Persistent cardiometabolic risk following pregnancy complications: a repeated-measures analysis (#190)

Emily Aldridge 1 2 3 , Maleesa Pathirana 1 2 3 , Susan Sierp 2 , Gustaaf Dekker 1 3 4 , Claire Roberts 1 3 5 , Margaret Arstall 1 2
  1. Adelaide Medical School, University of Adelaide, Adelaide, SA, Australia
  2. Department of Cardiology, Lyell McEwin Hospital, Elizabeth Vale, SA, Australia
  3. Robinson Research Institute, University of Adelaide, Adelaide, SA, Australia
  4. Department of Obstetrics & Gynaecology, Lyell McEwin Hospital, Elizabeth Vale, SA, Australia
  5. College of Medicine and Public Health, Flinders University, Bedford Park, SA, Australia

Aim

Maternal complications of pregnancy, including hypertensive disorders of pregnancy, gestational diabetes mellitus, fetal growth restriction, preterm labour, and placental abruption, are associated with significantly increased risk of future cardiometabolic disease. Lifestyle interventions in early postpartum that focus on preventative strategies are recommended for cardiometabolic disease risk reduction in this young, high-risk population of women.

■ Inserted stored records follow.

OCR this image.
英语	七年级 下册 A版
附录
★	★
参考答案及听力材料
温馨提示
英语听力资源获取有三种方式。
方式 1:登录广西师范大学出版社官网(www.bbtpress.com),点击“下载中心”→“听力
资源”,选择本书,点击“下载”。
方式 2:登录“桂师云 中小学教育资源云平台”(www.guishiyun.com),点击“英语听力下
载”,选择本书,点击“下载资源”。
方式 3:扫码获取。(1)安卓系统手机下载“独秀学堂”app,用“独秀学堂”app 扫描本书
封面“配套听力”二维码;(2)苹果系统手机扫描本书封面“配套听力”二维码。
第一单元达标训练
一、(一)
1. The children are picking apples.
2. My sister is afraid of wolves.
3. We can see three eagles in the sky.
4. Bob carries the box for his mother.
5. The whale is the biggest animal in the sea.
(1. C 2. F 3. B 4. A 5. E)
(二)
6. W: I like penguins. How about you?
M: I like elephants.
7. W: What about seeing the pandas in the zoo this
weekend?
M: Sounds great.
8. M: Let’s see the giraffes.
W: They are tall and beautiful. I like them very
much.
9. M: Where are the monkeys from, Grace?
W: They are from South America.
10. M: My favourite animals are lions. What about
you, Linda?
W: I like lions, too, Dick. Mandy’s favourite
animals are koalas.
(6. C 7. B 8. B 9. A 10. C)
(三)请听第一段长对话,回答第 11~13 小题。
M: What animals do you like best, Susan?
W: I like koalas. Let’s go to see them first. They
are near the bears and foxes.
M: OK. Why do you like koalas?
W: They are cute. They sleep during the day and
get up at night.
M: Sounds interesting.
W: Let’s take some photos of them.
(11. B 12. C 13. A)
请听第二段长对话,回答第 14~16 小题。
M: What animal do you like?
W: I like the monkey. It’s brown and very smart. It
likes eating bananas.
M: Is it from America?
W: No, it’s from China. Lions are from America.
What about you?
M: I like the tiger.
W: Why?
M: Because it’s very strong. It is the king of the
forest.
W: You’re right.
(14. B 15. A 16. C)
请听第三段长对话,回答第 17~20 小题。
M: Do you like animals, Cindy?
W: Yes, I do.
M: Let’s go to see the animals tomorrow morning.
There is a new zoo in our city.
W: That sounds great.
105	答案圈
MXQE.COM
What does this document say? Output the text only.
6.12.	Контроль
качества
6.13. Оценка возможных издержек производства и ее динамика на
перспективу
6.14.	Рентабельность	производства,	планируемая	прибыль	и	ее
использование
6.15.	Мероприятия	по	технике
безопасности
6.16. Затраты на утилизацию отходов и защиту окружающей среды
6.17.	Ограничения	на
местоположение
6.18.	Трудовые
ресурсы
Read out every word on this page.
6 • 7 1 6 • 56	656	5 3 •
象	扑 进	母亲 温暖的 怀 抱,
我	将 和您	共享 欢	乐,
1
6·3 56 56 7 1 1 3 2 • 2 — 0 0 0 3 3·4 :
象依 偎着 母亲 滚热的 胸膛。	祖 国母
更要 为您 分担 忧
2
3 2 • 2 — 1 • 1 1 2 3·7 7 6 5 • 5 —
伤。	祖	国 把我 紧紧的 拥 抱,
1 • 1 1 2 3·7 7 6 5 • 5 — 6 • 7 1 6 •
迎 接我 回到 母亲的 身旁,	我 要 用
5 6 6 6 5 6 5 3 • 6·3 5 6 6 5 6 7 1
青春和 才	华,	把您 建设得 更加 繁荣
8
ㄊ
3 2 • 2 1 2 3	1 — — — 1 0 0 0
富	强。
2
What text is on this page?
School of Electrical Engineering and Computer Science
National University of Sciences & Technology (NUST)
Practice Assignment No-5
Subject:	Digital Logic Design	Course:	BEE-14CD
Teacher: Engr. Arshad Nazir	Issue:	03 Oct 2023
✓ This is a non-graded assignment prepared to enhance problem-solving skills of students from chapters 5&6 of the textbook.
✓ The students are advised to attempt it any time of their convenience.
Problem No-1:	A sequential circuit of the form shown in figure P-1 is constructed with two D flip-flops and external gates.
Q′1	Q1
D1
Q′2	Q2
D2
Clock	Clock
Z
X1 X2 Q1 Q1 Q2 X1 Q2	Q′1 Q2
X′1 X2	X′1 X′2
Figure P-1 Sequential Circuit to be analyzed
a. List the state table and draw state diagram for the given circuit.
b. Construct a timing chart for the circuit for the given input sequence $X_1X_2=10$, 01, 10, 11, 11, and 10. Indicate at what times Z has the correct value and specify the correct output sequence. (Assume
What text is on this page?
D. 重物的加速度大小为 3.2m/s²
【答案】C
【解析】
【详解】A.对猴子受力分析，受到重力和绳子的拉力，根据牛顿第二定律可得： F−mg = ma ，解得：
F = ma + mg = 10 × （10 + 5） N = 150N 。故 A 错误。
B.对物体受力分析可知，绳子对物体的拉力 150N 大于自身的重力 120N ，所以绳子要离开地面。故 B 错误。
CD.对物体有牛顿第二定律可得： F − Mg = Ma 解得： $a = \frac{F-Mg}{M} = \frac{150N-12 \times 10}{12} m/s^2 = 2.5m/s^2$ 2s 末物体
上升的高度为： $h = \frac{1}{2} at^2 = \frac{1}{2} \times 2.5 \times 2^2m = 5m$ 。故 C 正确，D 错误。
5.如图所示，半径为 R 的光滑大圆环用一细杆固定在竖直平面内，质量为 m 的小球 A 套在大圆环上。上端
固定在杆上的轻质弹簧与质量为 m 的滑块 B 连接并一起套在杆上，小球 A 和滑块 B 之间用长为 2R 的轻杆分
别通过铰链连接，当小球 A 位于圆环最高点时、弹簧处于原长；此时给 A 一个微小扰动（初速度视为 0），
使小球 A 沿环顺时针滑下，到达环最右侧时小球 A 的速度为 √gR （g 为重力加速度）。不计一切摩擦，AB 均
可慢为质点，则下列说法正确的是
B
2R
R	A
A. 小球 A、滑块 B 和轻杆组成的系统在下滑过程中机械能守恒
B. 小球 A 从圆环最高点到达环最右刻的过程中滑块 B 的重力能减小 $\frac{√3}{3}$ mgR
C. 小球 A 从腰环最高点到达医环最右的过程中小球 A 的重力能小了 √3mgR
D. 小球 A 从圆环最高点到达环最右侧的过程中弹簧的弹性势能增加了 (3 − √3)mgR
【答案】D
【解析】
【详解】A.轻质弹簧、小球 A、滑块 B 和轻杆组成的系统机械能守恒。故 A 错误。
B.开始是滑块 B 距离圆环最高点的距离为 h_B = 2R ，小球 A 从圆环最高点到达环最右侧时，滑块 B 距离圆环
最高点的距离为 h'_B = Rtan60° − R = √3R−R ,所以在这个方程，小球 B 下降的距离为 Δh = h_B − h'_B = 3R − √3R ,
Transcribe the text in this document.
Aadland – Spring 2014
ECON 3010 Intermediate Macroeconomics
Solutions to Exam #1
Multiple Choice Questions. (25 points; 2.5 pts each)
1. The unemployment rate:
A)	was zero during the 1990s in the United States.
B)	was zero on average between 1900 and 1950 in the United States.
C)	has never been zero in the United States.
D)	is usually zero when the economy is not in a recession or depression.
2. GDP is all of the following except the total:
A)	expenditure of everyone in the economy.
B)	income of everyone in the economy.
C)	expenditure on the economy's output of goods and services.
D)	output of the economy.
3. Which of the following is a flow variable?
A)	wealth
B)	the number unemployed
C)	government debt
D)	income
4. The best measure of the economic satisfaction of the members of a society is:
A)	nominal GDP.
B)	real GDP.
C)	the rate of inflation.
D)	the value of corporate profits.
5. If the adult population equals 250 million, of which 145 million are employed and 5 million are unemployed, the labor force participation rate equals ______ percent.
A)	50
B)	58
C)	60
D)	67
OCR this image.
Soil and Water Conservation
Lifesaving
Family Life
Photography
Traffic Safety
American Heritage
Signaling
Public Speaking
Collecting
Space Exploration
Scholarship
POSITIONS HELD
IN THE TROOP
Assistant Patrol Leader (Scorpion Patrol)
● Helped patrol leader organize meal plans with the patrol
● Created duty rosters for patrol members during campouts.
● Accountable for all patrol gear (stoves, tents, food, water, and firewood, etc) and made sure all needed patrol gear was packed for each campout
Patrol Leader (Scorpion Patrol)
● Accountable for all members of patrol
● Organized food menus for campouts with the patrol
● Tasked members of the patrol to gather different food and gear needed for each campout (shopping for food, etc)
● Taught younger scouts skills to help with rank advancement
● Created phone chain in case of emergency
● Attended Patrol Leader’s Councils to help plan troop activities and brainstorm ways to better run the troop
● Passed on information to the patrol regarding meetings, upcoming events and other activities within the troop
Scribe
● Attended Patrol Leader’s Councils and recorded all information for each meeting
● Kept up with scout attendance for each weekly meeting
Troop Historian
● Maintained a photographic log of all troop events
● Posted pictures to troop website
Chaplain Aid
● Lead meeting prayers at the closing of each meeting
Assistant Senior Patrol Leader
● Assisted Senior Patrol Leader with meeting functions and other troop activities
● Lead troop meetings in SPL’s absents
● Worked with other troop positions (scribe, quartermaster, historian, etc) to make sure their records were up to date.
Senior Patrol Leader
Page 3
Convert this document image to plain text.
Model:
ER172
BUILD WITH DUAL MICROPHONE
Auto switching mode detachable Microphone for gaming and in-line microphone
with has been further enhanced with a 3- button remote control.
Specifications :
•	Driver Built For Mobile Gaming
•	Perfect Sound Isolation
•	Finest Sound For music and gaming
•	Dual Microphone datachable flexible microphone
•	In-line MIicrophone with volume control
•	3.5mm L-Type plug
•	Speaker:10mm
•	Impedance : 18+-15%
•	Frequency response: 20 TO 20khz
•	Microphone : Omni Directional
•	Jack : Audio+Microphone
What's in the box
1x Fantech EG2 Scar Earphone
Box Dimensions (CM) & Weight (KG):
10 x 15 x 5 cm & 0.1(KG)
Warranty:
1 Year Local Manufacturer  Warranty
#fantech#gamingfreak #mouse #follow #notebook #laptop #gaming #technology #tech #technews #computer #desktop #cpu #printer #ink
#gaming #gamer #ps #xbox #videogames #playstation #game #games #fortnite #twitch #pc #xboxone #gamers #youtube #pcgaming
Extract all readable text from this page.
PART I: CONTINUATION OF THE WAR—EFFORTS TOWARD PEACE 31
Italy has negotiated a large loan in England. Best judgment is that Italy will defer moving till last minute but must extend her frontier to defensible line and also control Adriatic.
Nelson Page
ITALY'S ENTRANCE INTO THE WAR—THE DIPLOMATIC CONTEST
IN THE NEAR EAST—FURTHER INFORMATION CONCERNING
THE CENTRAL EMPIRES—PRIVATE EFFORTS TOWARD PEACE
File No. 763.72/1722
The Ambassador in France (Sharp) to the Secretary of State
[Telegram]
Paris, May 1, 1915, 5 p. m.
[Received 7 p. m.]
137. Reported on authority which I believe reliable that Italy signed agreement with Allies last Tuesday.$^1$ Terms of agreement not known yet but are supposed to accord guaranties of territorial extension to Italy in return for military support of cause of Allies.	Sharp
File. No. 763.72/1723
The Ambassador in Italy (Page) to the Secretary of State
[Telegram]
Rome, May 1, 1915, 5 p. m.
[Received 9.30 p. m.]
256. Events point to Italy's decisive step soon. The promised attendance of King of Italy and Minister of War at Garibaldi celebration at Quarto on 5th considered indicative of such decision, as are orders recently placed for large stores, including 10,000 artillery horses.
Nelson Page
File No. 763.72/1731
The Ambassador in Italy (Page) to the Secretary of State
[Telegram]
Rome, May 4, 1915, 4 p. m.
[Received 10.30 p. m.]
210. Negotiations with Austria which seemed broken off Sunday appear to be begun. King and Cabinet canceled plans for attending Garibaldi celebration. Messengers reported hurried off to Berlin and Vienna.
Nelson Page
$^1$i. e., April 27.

The aim of this repeated-measure registry analysis was to report the change in maternal metabolic syndrome status after receiving a nurse practitioner-led lifestyle primary prevention intervention delivered soon after a complicated pregnancy.

Method

This registry analysis included N=212 women who had two appointments, at six- and eighteen-months postpartum after a complicated pregnancy, at the postpartum lifestyle clinic in Adelaide, South Australia between 2018 and 2024. Metabolic syndrome status at both time points was assessed.

Results

For the repeated-measure analysis (n=212), the metabolic syndrome prevalence increased from 36.3% (n=77) at six-months postpartum to 42.9% (n=91) at eighteen months postpartum. This increase was not statistically significant (p > 0.05). Individual measures of metabolic syndrome and other cardiometabolic measures remained similar across both timepoints.

Conclusion

There is a high prevalence of metabolic syndrome in women who have recently experienced a complicated pregnancy, putting them at significantly increased risk of future cardiovascular disease. The results of our analysis indicate that more drastic and holistic interventions, rather than simply lifestyle intervention, may be required to assist young women reduce their cardiovascular disease risk following pregnancy.